(Pékin) Des centaines d’étudiants de la prestigieuse Université de Pékin ont protesté contre un renforcement des mesures anti-COVID-19, un geste de défi inhabituel dans cet établissement ultra-sensible aux yeux du pouvoir chinois.

La capitale chinoise fait l’objet depuis début mai de strictes mesures anti-épidémiques, avec des tests de dépistage quasi quotidiens et de fortes incitations au travail à domicile. Restaurants et autres commerces non-essentiels sont fermés et de nombreuses résidences sont placées sous confinement.

Même si la métropole de plus de 20 millions d’habitants n’a enregistré qu’un millier de cas au cours des dernières semaines, le régime communiste reste attaché à sa politique du zéro COVID-19, présentée comme une réussite face aux millions de morts comptabilisés dans le reste du monde.

Mais plus de 300 étudiants, confinés dans leur dortoir depuis une semaine, ont manifesté dimanche soir à l’intérieur du campus de Wanliu, l’un des sites de la vaste Université de Pékin, ont indiqué plusieurs élèves qui ont requis l’anonymat par crainte de sanctions.  

Sur des vidéos dont le contenu a été vérifié par l’AFP, on peut voir les étudiants répéter des slogans et conspuer un responsable universitaire.

Les étudiants venaient de mettre à bas une palissade que l’Université avait élevé pour les empêcher de quitter leur résidence et de commander des repas.

« Tout le monde a été très énervé lorsque la palissade a été installée », a témoigné lundi une étudiante.

« Tradition contestataire »

Un principal adjoint de l’Université s’est finalement adressé aux manifestants à l’aide d’un mégaphone, les appelant à « rejoindre (leur) dortoir dans le calme », selon une vidéo transmise par un élève.

Les autorités universitaires ont ensuite promis d’autoriser les étudiants à rejoindre le principal campus d’enseignement et à se faire livrer des repas.

« Il faut faire ce que dit le gouvernement et se laisser prendre toutes ses libertés », a commenté un étudiant auprès de l’AFP.

Contactée, la direction de « Beida », comme est surnommée l’Université de Pékin, a refusé le qualificatif de « manifestation », évoquant simplement « des étudiants qui ont exprimé leurs demandes ».

La prestigieuse université fut en 1989 le berceau des manifestations de Tiananmen pour la démocratie, qui devaient s’achever dans un bain de sang dans la nuit du 3 au 4 juin 1989. Elle reste à ce titre surveillée comme le lait sur le feu par le pouvoir.

« Aujourd’hui, nous avons vu la tradition contestataire des étudiants de Beida renaître de ses cendres », a salué un internaute sur le réseau social Weibo, dans un commentaire promptement censuré.

« Des blagues »

La grogne est notable aussi à Shanghai, la ville la plus peuplée du pays, dont les 25 millions d’habitants sont en quarantaine depuis début avril.

Tentant de redonner un peu d’espoir à la population, les autorités ont annoncé dimanche une réouverture « par étape » des commerces – une perspective qui ne change rien pour les millions de personnes encore confinées à domicile ou dans des centres de quarantaine.

« Je n’ai pas le moindre espoir » de rouvrir bientôt, déclare à l’AFP un restaurateur sous couvert d’anonymat. « Pourquoi les gens croient-ils encore à ce genre de choses ? Depuis le 1er avril, on nous fait des blagues tous les jours ».

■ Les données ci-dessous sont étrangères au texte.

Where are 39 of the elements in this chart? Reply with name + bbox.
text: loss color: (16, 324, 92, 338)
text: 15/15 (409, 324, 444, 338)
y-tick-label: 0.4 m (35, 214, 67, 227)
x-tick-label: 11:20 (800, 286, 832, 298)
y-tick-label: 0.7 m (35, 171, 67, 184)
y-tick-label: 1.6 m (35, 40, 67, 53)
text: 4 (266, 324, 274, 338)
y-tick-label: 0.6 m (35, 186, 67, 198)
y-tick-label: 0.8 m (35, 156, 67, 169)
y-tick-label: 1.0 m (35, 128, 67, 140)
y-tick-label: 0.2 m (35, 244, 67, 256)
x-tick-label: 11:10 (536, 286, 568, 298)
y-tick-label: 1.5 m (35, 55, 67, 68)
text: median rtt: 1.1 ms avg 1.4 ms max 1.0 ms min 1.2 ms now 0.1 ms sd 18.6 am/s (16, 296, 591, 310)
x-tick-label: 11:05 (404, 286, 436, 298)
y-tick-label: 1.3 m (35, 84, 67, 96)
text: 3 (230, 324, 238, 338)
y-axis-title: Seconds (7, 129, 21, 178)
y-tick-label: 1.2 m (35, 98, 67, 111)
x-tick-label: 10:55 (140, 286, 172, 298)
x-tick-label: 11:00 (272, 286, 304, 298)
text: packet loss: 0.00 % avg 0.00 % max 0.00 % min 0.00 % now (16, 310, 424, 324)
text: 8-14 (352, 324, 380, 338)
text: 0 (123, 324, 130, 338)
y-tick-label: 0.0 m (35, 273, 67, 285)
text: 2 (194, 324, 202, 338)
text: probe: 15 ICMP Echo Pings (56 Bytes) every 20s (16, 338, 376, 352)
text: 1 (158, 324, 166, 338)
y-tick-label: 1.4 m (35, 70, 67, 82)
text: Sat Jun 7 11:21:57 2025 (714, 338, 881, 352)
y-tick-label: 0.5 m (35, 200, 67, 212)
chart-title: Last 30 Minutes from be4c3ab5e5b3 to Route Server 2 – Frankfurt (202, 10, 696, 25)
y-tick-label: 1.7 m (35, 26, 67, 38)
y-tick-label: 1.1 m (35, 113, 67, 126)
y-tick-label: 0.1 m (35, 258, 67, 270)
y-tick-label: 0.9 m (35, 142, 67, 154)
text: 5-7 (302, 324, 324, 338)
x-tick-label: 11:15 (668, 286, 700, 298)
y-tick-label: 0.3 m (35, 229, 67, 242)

Après avoir dépassé les 25 000 cas quotidiens fin avril, Shanghai a ramené lundi son bilan à moins d’un millier de nouvelles contaminations. La capitale économique chinoise a enregistré en outre près de 600 morts depuis mi-mars.

Même si ces chiffres restent minimes par rapport au reste du monde, le régime communiste reste fidèle à sa stratégie du zéro COVID-19, malgré son coût économique et son impopularité croissante.